The Laboratory also created many groundbreaking space science and technology innovations for NASA during this time. The New Horizons spacecraft accomplished its historic 2015 flyby of the dwarf planet Pluto and, later, a Kuiper Belt object, revealing exciting insights into both previously unexplored bodies, while Parker Solar Probe, launched in 2018, fulfilled a nearly 50-year-old dream of sending a spacecraft to the Sun to explore solar processes and the origins of space weather. APL also envisioned, built, and operated the Double Asteroid Redirection Test (DART), which, in 2022, demonstrated how we might defend our planet from incoming asteroids to save life on Earth. And the Laboratory’s revolutionary Dragonfly mission, scheduled to launch in 2028, will send a first-of-its-kind nuclear-powered octocopter to explore the surface of the ocean world Titan, Saturn’s largest moon, to help us understand the origins of life on our planet and across the universe.
During Semmel’s career, he led and served on a variety of noteworthy federal government science and technology boards, panels, and committees that guided national security research strategies. He has been a member of the Defense Science Board and the U.S. Strategic Command Strategic Advisory Group, and is currently a member of the Council on Foreign Relations.
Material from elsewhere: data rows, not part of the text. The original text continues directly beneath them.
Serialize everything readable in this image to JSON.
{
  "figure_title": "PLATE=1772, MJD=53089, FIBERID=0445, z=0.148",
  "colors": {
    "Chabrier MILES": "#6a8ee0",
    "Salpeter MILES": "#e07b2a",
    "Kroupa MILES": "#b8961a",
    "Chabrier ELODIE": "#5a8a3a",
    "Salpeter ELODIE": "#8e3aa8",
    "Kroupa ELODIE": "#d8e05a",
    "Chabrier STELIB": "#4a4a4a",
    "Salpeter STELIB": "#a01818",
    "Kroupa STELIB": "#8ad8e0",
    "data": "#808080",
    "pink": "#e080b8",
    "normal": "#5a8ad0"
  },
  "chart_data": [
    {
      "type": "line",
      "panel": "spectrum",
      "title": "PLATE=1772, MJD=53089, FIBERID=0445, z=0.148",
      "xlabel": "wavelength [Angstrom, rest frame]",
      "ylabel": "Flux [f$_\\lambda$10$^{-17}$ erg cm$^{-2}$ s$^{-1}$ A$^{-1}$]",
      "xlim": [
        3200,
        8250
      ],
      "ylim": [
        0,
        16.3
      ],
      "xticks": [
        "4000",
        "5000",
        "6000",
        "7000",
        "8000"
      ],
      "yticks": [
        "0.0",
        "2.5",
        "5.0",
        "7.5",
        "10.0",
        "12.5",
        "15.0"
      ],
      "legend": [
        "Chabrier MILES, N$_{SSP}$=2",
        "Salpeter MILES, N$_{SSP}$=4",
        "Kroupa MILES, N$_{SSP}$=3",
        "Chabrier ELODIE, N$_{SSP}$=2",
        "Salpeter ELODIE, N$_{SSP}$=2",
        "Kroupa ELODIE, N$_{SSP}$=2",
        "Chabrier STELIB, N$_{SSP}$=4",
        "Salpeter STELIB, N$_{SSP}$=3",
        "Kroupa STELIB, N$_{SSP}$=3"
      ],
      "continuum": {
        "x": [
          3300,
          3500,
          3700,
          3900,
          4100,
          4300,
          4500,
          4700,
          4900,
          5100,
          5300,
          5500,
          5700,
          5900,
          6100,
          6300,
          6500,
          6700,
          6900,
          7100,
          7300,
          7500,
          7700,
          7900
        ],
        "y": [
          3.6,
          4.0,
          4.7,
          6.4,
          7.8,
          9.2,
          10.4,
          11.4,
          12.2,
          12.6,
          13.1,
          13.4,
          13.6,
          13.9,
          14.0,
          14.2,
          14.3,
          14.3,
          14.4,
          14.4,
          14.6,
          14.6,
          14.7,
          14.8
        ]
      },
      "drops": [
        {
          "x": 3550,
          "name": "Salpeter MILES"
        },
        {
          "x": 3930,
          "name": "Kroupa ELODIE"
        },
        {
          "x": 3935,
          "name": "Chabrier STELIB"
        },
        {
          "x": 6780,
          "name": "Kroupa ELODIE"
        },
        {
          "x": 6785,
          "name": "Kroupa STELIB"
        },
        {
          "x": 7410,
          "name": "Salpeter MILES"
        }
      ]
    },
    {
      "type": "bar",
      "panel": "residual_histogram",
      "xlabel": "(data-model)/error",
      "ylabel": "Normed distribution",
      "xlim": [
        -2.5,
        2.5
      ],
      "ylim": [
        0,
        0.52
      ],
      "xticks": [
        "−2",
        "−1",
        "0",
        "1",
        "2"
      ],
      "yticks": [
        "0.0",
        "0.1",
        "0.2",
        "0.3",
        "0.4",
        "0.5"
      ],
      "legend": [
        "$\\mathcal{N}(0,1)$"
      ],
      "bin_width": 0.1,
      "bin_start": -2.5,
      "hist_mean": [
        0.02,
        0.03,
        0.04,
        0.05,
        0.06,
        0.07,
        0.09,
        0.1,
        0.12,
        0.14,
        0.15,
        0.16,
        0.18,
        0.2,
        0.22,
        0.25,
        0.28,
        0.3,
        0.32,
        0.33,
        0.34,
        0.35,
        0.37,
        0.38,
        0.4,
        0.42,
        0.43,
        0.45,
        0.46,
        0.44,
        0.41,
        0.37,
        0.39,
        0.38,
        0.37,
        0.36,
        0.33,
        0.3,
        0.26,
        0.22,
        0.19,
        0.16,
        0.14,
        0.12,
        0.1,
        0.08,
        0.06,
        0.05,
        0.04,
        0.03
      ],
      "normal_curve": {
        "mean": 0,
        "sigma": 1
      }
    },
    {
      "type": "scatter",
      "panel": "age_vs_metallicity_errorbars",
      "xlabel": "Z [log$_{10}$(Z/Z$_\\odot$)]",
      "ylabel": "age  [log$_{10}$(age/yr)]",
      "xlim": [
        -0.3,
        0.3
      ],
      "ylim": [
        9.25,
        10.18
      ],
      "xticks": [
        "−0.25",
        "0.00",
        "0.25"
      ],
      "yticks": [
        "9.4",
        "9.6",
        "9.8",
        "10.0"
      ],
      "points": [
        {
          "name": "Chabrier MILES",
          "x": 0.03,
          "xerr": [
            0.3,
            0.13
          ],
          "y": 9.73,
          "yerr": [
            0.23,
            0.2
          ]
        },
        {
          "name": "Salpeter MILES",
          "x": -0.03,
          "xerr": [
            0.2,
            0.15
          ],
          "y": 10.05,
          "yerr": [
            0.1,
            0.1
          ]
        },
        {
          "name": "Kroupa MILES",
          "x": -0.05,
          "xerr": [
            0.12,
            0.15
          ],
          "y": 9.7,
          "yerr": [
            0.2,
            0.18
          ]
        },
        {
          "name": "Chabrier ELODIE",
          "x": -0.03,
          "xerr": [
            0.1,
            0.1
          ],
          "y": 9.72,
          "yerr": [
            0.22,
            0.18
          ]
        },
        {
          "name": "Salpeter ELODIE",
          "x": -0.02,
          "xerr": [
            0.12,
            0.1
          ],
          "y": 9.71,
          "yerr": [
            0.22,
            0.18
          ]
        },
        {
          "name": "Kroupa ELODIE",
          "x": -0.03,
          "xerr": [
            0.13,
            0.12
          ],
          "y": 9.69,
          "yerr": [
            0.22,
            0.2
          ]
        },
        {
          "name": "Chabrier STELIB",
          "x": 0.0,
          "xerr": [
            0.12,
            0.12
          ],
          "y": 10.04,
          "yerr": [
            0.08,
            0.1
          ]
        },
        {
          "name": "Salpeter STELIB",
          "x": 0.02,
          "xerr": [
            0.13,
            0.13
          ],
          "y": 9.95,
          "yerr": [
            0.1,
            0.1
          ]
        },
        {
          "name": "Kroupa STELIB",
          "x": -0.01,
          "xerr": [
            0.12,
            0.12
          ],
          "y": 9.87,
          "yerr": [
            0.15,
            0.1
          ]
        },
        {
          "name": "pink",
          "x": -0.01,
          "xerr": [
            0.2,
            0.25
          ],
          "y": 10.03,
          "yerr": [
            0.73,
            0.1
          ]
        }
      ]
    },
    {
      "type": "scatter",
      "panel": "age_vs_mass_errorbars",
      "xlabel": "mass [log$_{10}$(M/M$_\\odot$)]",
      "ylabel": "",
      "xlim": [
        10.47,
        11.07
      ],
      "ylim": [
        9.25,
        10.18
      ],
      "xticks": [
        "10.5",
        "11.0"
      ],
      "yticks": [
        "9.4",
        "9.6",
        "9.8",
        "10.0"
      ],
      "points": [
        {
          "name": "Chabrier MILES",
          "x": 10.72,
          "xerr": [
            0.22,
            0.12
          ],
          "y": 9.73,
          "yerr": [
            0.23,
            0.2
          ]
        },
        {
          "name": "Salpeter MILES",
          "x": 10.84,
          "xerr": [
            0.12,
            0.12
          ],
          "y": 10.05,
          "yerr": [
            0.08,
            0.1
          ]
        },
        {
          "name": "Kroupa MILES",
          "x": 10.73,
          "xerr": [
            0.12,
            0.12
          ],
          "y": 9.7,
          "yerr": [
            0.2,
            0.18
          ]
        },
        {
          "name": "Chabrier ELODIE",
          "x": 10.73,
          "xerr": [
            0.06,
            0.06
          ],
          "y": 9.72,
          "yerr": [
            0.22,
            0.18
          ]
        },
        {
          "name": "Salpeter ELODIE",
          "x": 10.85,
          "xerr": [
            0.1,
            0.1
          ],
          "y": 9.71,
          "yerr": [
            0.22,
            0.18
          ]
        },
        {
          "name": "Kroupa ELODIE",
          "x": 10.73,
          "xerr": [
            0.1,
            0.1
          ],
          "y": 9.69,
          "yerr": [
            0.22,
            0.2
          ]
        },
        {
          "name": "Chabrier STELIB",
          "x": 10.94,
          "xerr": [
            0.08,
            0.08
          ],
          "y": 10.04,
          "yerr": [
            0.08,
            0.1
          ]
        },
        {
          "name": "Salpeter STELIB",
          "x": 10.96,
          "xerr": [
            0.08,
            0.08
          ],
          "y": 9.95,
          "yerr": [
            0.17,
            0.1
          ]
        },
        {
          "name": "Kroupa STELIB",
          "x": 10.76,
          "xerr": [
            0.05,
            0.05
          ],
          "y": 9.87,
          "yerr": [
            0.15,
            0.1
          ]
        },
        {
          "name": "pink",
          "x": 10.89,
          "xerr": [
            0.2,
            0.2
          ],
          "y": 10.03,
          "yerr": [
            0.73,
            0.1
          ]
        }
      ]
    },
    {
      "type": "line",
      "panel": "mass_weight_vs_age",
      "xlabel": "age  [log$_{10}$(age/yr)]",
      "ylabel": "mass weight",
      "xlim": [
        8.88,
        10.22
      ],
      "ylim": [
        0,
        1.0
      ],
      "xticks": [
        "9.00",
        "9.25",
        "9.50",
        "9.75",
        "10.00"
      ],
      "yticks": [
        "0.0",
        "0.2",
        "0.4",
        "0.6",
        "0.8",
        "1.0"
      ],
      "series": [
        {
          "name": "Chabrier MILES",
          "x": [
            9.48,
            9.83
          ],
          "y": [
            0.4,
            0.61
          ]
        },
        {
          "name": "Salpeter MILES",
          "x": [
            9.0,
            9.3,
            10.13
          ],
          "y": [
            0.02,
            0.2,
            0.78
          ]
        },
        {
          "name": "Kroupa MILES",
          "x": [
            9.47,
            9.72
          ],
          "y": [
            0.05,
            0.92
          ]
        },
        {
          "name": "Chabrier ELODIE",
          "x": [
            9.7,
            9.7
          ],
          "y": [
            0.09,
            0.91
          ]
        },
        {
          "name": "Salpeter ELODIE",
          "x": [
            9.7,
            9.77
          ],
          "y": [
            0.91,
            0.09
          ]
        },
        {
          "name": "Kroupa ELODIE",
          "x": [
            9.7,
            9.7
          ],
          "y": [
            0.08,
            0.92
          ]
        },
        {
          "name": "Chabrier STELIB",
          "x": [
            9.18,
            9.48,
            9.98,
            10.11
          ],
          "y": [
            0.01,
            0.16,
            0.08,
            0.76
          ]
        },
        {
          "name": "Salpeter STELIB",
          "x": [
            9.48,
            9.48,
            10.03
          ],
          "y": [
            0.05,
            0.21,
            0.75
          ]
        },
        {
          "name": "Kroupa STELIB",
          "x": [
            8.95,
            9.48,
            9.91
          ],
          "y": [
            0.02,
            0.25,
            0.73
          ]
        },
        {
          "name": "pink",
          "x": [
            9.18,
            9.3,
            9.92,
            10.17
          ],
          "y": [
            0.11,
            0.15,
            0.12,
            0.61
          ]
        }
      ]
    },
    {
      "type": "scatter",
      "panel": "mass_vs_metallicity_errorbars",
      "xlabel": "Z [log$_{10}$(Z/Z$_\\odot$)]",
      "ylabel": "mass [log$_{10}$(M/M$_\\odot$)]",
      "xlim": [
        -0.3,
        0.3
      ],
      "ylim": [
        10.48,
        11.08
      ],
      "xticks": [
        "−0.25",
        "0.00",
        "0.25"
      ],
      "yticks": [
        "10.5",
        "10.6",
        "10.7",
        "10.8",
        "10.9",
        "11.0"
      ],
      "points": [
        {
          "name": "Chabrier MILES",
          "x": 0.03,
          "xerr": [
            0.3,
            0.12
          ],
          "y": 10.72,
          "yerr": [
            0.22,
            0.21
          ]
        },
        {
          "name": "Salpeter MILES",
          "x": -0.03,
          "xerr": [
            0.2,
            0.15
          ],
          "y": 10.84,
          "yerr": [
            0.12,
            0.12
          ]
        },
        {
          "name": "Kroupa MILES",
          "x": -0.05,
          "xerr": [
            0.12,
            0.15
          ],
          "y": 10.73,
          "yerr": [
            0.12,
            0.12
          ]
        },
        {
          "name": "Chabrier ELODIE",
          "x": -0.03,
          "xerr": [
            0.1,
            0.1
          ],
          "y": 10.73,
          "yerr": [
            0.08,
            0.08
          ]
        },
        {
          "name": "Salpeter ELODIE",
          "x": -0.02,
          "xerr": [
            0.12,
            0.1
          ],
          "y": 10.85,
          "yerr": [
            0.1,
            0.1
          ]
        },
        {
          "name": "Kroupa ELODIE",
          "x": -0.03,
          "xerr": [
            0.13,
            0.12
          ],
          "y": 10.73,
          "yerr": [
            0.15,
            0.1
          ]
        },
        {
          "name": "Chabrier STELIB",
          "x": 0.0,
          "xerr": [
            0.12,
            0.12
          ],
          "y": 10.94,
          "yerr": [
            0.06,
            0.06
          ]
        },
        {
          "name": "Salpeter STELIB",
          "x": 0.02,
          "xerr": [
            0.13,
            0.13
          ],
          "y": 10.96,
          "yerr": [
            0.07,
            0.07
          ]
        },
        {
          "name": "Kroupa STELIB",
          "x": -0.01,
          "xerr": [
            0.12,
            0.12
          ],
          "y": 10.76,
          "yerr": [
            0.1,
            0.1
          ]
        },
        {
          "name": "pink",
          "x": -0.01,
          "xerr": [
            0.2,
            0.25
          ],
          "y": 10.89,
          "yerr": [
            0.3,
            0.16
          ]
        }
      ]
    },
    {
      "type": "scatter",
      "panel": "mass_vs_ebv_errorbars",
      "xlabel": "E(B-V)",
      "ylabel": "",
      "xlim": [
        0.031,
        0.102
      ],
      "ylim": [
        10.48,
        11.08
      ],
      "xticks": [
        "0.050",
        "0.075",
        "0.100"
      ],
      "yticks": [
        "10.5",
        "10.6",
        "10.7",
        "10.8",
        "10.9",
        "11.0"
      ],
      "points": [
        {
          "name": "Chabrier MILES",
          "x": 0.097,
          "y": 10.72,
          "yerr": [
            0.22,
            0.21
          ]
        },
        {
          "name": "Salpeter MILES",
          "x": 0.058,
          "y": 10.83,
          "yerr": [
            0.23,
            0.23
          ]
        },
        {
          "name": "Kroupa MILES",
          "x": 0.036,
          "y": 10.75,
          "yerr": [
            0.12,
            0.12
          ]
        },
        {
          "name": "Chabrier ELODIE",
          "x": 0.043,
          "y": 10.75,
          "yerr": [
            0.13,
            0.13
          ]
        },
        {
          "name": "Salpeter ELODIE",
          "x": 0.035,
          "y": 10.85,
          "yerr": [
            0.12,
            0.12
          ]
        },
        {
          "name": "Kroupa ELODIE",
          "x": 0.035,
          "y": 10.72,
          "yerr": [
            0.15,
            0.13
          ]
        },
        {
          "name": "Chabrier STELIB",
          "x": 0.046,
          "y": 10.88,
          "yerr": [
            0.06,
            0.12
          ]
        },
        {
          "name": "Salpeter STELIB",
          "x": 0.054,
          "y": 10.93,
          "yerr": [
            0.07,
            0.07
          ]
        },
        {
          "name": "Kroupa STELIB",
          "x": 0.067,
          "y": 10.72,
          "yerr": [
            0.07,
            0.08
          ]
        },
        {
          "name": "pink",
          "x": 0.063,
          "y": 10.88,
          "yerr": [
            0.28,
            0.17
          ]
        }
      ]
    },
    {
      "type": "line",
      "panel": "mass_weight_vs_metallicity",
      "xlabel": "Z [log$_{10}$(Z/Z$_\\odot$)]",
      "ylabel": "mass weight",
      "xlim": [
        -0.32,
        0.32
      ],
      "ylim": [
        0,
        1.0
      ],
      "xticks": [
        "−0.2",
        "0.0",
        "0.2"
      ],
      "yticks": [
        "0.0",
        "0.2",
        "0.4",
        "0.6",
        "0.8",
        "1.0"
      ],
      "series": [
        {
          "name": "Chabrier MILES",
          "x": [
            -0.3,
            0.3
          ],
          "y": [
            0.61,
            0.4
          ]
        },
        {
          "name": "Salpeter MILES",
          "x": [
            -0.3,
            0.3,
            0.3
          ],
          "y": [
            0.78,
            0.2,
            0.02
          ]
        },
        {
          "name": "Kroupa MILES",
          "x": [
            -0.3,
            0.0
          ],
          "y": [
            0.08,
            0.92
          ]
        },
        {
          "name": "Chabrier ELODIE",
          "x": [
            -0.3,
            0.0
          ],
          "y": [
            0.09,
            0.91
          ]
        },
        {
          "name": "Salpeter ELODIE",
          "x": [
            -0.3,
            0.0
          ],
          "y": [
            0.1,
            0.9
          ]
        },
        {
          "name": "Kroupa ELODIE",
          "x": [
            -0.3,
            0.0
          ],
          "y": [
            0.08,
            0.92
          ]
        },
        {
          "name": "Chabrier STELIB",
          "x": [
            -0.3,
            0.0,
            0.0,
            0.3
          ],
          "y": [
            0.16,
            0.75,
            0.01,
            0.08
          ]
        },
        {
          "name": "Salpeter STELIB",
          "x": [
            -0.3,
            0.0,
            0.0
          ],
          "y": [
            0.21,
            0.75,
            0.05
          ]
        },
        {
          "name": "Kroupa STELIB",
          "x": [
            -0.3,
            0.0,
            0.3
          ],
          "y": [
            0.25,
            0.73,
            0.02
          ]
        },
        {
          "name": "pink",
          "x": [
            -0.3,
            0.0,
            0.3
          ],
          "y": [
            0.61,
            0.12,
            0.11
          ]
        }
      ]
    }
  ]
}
He also serves on a variety of boards of organizations that are focused on the national good and are complementary to APL.
Among his many leadership roles at APL prior to his appointment as director, Semmel served as the founding head of APL’s Applied Information Sciences Department, assistant head of the Power Projection Systems Department, deputy director of the Research and Technology Development Center, and business area executive for both Infocentric Operations and Science and Technology. He also chaired three professional graduate programs for JHU’s Whiting School of Engineering and has an appointment of professor in the Department of Computer Science. Before joining APL in 1986, Semmel held leadership and technical positions with Wang Laboratories, MITRE Corporation, and the U.S. Army.
Semmel is a West Point graduate with master’s degrees in computer science and systems management and a Ph.D. in computer science.